Ted Bentley was one of the key images in Denny’s 1973 retrospective at the Tate – an exhibition that marked a high point in his career (he was, at the time, the youngest living artist ever to receive this accolade). Yet, curiously, the show was also something of a full-stop: not long after, Denny moved to California and there followed decades out of the public eye, until the late 2000s, when his important early paintings were once again shown in commercial galleries and the Tate celebrated him, 35 years after his retrospective, in a display from their significant holdings, re-establishing Denny as a key figure in British abstraction of the 60s and 70s. 

The display included Baby Makes Three from 1960, first shown in the seminal Situation show of the same year – an exhibition that aimed to take on the scale and ambition of American painting whilst simultaneously speaking of the current ‘situation’ in British art, a combination of the painterly and the hard-edge. It was in his Situation paintings that Denny formally abandoned the tachiste style of his student-era work and embraced hard-edge, colour-field painting – roughly in parallel to the American painter Ellsworth Kelly, with whom he shares many confluences (and, crucially, differences too). In 1961, Denny embarked on a series of decisive works, such as the Track series, Ted Bentley, Gully Foyle and Madras (sold in these rooms, June 2017, for £62,500). These paintings are dominated by vertical bands that are then themselves bound within a frame, forming a kind of gateway. Inevitably this lends them an architectural quality, yet one senses that the starting point is always the human body: Denny wanted these paintings to be hung just six inches above the floor so the viewer had a sense that he or she could just step into the picture. The vertical can always take on a (hieratic) human quality, something understood by sculptors of the period, such as William Turnbull. And like Turnbull, even when Denny is at his most reductive, his images are never cold or impersonal. Minimal as they may be, the colours are not chosen according to a formula or a colour wheel; each stripe is laid on in response to the previous one, adjustments are made to the composition and the traces of these changes left in, and the titles of the works are deliberately evocative (if sometimes elusive), cut and pasted from news reports, pulp fiction, TV shows – a hint of Pop within a minimal aesthetic. 

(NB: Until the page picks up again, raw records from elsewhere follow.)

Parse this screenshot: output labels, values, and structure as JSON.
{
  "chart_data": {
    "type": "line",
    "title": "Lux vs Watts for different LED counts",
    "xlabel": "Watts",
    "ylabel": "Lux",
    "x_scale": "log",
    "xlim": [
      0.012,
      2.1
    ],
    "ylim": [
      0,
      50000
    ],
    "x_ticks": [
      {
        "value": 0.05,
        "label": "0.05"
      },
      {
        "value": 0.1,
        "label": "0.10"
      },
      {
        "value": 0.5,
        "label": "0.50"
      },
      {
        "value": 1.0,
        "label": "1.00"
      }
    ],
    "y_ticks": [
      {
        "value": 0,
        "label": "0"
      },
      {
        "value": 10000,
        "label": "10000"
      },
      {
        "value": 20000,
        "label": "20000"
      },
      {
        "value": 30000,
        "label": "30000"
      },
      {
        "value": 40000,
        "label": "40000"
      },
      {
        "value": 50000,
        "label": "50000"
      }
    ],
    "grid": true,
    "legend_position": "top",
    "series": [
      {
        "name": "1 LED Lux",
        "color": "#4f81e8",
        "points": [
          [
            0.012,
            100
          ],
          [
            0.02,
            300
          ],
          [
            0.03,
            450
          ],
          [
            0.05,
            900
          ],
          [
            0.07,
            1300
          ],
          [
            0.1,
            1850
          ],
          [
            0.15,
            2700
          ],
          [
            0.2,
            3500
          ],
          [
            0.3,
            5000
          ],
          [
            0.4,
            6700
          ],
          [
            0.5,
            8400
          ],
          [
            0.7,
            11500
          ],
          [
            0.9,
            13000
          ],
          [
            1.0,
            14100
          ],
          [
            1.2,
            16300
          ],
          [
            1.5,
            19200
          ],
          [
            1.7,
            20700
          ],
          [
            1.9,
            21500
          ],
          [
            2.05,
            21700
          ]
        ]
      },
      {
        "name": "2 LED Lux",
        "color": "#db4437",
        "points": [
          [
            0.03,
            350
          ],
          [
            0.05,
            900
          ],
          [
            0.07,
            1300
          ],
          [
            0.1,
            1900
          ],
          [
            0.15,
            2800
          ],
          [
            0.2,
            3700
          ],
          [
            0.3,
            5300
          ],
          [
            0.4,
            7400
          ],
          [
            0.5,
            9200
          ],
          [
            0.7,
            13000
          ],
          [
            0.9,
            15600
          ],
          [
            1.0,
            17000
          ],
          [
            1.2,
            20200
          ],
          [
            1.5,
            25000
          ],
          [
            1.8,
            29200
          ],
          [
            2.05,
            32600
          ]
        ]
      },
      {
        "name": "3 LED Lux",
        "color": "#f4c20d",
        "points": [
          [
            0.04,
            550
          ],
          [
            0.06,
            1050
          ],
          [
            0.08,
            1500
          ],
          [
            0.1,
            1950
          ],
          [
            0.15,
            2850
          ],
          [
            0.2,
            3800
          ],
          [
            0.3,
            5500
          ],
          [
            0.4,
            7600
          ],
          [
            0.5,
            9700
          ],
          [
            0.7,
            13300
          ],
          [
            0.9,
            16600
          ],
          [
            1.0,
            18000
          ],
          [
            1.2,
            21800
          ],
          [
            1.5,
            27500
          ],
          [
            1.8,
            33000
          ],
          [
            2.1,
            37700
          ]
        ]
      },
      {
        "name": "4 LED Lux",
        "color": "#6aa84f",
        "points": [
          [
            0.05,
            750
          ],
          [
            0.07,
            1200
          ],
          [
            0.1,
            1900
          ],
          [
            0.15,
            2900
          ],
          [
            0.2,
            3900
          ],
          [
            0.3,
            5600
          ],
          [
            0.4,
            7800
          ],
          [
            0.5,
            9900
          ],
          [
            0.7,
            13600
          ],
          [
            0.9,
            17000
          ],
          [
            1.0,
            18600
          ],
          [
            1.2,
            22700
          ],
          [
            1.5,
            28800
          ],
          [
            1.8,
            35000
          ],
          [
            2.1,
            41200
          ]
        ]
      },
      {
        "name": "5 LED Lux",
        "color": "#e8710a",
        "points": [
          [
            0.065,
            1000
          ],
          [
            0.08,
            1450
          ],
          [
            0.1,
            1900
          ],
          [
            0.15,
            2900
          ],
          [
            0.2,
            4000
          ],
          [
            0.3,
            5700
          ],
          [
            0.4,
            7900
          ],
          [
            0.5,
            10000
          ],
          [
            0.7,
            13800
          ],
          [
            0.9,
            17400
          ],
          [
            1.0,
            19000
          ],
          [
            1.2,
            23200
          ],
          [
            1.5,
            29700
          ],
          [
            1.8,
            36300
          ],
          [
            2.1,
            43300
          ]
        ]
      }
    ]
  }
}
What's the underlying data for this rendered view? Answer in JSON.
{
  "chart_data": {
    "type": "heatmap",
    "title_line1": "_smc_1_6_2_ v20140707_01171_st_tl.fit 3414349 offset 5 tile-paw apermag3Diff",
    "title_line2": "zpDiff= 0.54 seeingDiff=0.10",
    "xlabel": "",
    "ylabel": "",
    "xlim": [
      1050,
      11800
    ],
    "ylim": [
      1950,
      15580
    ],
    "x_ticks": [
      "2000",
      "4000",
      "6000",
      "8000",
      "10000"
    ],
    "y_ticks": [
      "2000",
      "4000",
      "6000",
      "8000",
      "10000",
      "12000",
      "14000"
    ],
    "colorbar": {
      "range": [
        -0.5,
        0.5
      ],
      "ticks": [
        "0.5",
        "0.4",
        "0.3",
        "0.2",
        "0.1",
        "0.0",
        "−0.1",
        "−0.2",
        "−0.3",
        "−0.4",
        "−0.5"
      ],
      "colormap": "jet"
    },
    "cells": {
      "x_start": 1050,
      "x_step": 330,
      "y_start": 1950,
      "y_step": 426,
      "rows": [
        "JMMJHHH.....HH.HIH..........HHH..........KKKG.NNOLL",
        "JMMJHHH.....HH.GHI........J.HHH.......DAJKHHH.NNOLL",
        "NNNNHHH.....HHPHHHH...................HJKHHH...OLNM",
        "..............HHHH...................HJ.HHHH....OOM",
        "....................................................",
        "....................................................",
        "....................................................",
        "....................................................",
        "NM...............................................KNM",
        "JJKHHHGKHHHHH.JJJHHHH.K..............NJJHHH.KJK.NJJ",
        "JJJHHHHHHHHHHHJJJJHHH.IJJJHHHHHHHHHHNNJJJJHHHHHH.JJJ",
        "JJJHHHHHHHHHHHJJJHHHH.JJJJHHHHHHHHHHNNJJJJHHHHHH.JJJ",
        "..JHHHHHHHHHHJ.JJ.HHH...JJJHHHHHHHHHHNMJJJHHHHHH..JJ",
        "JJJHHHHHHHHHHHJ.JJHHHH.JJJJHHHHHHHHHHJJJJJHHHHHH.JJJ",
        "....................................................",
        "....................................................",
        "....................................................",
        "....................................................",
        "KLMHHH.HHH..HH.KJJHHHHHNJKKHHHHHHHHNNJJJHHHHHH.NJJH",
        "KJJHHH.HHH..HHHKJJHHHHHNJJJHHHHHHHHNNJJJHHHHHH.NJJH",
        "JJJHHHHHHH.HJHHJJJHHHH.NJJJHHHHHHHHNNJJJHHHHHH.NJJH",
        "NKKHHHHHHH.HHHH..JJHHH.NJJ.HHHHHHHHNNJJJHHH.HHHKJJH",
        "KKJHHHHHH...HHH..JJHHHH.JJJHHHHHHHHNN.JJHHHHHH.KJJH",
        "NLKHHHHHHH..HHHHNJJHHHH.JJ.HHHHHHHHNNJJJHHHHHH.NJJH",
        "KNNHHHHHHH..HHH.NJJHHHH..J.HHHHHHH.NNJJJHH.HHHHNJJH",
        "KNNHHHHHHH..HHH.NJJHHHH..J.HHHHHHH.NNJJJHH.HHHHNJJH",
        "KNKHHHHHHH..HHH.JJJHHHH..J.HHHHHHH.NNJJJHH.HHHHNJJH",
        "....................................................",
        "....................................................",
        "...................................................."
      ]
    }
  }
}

In his early career, Denny created abstract works that could be literally changed and moved around by the viewer. This sense of play remains in his works from the 1960s too. The colours in Ted Bentley – the viewer’s sense of space, of foreground or background – shifts before the viewer’s eyes, albeit with none of the dizzying effects of a Bridget Riley. Instead, it is more a slow reveal, felt less in the eye, more by the entire body.